Посмотрев на часы, он потянулся и, сняв трубку, по памяти набрал номер телефона.
– Алло, Ната?
Непричесанная солистка варьете сидела в халате перед трельяжем и смазывала кожу питательным кремом. Услышав голос Борзова, она иронично спросила:
– Петр Григорьевич? Чем обязана такому вниманию? Что ж это такое случилось? Вспомнили!
– Брось ломаться.

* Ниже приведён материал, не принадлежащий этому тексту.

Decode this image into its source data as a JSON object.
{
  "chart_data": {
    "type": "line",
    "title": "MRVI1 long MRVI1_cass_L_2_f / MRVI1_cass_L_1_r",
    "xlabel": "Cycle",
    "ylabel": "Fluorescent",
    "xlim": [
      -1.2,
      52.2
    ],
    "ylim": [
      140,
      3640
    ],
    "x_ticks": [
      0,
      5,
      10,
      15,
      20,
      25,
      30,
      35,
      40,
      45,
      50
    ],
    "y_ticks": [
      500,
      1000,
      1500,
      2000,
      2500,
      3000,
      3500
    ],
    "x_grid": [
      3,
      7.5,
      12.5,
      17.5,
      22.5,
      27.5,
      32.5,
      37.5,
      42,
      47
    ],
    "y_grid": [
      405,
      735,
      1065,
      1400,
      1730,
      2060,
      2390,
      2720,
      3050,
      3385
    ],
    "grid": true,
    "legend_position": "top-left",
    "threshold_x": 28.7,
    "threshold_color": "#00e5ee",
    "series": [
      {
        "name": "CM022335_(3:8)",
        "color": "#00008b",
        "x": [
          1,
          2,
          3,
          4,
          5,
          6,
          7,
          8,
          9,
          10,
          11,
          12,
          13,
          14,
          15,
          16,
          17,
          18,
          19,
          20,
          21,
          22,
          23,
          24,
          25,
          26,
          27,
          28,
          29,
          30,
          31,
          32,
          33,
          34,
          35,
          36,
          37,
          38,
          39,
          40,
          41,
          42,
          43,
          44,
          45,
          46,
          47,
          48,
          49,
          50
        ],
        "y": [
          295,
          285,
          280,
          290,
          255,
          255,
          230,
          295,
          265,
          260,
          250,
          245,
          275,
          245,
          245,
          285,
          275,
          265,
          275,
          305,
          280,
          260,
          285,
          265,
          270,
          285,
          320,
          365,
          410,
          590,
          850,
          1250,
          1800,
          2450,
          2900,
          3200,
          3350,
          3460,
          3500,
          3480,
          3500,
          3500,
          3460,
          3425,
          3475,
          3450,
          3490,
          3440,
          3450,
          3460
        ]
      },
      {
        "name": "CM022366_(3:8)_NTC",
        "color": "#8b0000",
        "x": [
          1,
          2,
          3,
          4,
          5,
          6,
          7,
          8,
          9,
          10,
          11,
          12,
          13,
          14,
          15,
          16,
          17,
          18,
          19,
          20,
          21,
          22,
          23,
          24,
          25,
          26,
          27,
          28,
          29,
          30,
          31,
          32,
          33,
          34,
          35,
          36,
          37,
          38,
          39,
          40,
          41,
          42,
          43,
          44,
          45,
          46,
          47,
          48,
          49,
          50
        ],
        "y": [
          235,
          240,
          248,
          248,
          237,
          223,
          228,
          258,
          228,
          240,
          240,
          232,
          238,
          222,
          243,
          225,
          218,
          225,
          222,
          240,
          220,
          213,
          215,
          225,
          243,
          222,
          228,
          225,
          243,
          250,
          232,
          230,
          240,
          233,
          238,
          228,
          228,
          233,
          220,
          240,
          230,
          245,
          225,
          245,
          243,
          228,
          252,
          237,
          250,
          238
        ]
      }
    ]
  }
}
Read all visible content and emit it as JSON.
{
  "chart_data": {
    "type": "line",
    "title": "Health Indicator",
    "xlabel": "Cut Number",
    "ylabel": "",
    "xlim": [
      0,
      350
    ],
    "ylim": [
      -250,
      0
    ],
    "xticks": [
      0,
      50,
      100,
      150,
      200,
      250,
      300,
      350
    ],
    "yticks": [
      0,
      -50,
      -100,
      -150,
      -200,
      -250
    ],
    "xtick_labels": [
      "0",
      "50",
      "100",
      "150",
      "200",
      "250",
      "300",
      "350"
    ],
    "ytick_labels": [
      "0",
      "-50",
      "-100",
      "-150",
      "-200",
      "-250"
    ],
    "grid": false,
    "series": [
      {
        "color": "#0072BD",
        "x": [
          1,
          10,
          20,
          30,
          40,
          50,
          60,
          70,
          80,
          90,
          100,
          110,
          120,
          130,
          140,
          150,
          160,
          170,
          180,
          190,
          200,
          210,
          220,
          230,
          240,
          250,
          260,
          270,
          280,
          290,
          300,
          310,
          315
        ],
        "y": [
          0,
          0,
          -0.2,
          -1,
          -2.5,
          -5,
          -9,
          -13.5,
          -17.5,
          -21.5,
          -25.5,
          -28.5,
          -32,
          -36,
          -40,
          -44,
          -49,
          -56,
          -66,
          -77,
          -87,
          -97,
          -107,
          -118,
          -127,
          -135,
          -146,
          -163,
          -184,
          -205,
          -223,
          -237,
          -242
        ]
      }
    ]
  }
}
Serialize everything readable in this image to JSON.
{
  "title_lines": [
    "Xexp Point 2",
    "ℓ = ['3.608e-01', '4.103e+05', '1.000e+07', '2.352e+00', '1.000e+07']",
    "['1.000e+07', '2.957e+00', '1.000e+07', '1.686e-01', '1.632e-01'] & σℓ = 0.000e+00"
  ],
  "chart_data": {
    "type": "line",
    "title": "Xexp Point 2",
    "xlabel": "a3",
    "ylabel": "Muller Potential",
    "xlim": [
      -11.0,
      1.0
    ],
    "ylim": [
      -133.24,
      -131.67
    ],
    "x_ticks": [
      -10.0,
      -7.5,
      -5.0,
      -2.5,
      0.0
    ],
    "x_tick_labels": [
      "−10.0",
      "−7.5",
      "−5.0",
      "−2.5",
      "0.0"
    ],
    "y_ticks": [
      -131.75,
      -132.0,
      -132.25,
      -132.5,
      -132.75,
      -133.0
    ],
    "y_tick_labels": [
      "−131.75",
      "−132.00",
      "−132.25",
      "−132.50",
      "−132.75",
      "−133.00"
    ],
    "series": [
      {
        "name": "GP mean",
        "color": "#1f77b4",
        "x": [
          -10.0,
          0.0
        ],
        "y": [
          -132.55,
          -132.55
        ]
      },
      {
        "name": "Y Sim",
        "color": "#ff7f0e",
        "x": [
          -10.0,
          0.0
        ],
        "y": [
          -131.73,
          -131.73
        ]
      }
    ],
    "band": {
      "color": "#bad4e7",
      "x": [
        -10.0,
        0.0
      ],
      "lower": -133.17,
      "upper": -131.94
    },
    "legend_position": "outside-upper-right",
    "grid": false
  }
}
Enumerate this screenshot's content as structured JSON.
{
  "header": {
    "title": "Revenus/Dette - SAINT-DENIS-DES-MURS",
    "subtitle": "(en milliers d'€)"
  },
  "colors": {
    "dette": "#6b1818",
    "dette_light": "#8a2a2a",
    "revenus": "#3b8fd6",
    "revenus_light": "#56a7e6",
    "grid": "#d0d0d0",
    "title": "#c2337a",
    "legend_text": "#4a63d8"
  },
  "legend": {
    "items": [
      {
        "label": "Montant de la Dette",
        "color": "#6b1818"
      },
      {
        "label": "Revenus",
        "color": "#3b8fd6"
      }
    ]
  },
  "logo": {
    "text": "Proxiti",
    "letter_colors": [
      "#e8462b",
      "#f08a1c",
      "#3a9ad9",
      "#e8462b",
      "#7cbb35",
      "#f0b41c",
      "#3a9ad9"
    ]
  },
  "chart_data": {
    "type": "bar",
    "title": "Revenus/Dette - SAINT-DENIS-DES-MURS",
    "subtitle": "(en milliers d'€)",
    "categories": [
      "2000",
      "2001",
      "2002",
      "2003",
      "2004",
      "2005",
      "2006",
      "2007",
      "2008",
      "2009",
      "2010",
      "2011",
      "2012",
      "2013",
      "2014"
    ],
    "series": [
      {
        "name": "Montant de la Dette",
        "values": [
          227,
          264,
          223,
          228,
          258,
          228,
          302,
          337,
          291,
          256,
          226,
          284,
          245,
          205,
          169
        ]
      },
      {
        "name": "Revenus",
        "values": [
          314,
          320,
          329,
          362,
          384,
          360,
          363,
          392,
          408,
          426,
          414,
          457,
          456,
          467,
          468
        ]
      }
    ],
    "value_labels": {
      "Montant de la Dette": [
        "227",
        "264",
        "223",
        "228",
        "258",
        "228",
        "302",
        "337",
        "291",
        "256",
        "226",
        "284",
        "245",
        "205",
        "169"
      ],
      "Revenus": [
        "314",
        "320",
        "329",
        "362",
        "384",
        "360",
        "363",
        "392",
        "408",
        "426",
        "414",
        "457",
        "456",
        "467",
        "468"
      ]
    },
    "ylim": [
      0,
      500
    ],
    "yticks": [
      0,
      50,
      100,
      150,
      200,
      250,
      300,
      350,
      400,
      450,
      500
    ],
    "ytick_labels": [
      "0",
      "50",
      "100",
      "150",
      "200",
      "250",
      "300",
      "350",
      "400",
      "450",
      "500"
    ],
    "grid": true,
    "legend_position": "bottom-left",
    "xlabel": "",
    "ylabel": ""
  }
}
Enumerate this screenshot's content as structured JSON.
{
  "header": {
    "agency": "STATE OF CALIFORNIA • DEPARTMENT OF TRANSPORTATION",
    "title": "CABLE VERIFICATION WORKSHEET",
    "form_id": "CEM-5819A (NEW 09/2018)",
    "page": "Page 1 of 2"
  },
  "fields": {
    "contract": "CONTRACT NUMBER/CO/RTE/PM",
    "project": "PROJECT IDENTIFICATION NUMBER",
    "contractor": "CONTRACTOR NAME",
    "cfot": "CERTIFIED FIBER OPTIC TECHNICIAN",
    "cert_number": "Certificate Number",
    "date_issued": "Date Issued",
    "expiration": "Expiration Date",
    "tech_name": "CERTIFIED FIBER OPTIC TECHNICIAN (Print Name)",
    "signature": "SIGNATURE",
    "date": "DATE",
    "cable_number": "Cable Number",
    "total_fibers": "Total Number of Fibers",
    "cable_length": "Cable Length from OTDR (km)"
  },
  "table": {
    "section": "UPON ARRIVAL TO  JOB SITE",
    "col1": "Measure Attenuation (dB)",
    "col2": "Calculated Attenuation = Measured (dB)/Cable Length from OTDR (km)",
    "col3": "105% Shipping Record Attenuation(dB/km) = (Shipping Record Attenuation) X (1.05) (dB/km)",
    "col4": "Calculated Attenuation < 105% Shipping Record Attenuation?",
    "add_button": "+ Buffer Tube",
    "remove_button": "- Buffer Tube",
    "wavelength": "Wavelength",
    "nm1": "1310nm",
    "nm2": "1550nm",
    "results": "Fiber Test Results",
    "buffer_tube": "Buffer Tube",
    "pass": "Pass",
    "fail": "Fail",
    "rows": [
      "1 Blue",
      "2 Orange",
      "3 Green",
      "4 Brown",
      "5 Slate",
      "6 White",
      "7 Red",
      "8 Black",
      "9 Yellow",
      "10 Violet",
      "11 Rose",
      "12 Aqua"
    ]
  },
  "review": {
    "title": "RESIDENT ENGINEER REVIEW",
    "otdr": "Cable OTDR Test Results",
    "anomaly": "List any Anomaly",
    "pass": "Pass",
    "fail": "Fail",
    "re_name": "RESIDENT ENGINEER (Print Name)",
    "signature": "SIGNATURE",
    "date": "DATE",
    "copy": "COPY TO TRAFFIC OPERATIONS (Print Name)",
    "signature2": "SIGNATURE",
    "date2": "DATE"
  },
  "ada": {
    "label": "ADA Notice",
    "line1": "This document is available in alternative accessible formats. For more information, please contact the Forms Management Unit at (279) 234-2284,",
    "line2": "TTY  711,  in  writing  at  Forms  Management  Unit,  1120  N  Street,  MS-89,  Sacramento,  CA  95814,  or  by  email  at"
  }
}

Пообщаться хочется.
– А вот у меня и моего француза совсем другое мнение.
Лежавший на кровати комического вида дядечка снял трубку параллельного аппарата и спросил:
– Кес ке се?
Борзов чертыхнулся.
– Обидели бедняжку! – Наталья засмеялась. – Взамен того, что ты хотел, спою я тебе песню из своего нового репертуара: «Что нам жизнь – деньги медные, мы поставим на белое, жребий скажет, кому умирать…»
…Оболенцев сидел и перелистывал протокол допроса Юрпалова, кое-что выписывал на чистый лист бумаги, готовясь к завтрашней встрече с бывшим директором ресторана «Москва». Он уже собирался закончить работу и отправиться к Ольге, когда в кабинет вошел усталый и голодный Ярыгин. Он настолько утомился, что никакие эмоции не отражались на его лице.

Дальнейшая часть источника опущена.